When I had an itch I couldn’t quite scratch, I social-engineered the dealers. “Hey, this is Cal from McDonald’s. My employee Billy Johnson is in there picking up his new Mustang, right?”
“Yeah, buddy, he’ll be heading back to work in a few.” DENIED. The dealers learned in a hurry not to let me speak directly to the buyers. Then they learned not to let their salesmen speak to me. By August I was being connected directly to the dealer principals, who would hector and threaten me via their “bag phones” from Bayliners on Buckeye Lake or Alum Creek.
“Boy, I told you that if you keep this up I’ll call your boss over there at Ford Credit.”
“Sir,” I responded calmly, “it is in the interest of Ford Credit to ensure that every purchase is legitimate.” One evening, right at closing time, Tina called me over to her desk.
“We need to talk,” she said, her face clouded. She’s getting a divorce, I thought excitedly, and she realizes that the young frog on the phones in front of her is really a prince.
“We need you to… calm down… on the straw purchases.” My heart stopped. Not because of the job, which didn’t pay much better than Burger King, but because I’d upset the older woman (32, as I recall) with whom I was certain I would eventually run away.
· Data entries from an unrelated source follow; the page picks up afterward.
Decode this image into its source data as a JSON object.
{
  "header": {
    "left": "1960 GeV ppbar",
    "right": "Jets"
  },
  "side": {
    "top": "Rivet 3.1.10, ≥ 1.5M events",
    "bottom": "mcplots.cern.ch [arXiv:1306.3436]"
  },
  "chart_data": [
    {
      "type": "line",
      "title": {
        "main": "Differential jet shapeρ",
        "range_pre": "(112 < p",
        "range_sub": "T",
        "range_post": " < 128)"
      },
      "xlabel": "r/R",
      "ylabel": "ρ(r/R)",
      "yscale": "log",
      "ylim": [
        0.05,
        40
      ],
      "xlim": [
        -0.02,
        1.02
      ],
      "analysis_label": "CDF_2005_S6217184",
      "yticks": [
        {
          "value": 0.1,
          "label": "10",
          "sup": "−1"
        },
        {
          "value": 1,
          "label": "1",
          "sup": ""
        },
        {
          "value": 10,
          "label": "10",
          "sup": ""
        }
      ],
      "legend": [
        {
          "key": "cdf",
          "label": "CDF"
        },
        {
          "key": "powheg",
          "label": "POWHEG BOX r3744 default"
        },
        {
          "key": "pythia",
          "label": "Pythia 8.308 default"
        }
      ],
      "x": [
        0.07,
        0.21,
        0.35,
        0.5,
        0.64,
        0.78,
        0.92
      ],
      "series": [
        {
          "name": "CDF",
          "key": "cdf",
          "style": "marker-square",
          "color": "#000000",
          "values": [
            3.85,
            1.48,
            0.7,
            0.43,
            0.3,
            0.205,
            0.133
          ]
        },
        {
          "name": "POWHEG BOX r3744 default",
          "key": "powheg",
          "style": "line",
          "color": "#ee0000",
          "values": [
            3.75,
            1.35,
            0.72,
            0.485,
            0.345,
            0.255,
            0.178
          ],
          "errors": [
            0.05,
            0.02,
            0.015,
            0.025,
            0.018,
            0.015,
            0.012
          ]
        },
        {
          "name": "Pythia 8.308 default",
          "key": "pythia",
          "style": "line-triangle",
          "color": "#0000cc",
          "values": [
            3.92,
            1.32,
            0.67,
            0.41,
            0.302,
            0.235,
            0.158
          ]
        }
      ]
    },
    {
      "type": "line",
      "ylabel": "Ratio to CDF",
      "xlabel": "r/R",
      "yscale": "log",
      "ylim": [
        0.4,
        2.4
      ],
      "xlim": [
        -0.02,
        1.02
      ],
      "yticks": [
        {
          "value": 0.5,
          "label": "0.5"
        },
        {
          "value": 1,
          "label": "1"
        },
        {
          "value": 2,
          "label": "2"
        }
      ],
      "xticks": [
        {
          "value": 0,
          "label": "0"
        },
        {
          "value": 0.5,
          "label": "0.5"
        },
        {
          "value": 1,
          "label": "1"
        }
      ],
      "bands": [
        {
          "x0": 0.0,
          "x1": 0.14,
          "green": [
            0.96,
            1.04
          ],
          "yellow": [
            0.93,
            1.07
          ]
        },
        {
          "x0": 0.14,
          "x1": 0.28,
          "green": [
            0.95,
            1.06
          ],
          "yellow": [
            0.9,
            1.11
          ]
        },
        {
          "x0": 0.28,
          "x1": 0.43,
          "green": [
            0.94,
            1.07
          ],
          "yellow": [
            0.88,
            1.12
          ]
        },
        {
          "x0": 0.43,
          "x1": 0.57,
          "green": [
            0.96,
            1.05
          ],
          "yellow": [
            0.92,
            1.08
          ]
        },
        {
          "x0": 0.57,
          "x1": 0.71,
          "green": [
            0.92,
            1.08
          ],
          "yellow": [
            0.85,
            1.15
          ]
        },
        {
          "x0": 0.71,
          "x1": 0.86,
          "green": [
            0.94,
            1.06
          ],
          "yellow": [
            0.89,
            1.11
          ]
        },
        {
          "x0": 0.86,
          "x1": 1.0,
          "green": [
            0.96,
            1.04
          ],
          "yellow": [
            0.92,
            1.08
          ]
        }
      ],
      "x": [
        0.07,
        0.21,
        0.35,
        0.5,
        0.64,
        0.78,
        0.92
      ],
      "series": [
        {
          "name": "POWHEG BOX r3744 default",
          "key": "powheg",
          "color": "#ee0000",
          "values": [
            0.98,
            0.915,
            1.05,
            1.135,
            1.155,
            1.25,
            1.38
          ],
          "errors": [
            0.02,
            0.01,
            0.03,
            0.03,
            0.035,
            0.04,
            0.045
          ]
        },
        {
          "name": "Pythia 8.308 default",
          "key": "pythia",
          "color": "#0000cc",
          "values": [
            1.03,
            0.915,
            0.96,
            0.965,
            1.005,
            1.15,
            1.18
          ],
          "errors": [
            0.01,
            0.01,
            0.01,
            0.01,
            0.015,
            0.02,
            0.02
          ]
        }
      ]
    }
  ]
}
“But… but… I’m always right.”
“Yes,” Tina sighed, “you’re always right. And the dealers admit that you’re always right. But… Jack, we also want to do business with these people. And the other banks don’t look as closely at these deals. Which means we’re not only losing the sketchy paper, we’re losing the good paper which comes along with it.” She had a point; the megadealer who liked to feed us a barn’s worth of straw every week wasn’t sending a lot of applications to us anymore.
“So what do I do?”
“I still want you to prevent the straw purchases… but I really mostly want you to prevent the obvious ones.”
“For you,” I chirped, “I’ll do anything.” Tina frowned at me.
“You can’t give your heart and soul to this job,” she said, and for a moment her hand touched mine—or has my memory simply added that poignant but untrue detail, 28 years later? Then she picked up her purse, put on her coat, and walked out to her LeBaron.
The money is made in the margins. Between what’s obviously right and what’s obviously wrong. I know that now. But if you got away with letting your grandma or your uncle sign for your Escort GT in September 1992, don’t think I didn’t see you doing it. Don’t think you escaped my notice. I saw you there in those oh-so-profitable margins, hiding from my too-young-to-drink eagle eye. As David Whitaker might say, were he inclined to make a joke about his business, I was kind of like a farmer back then: I was outstanding in my field.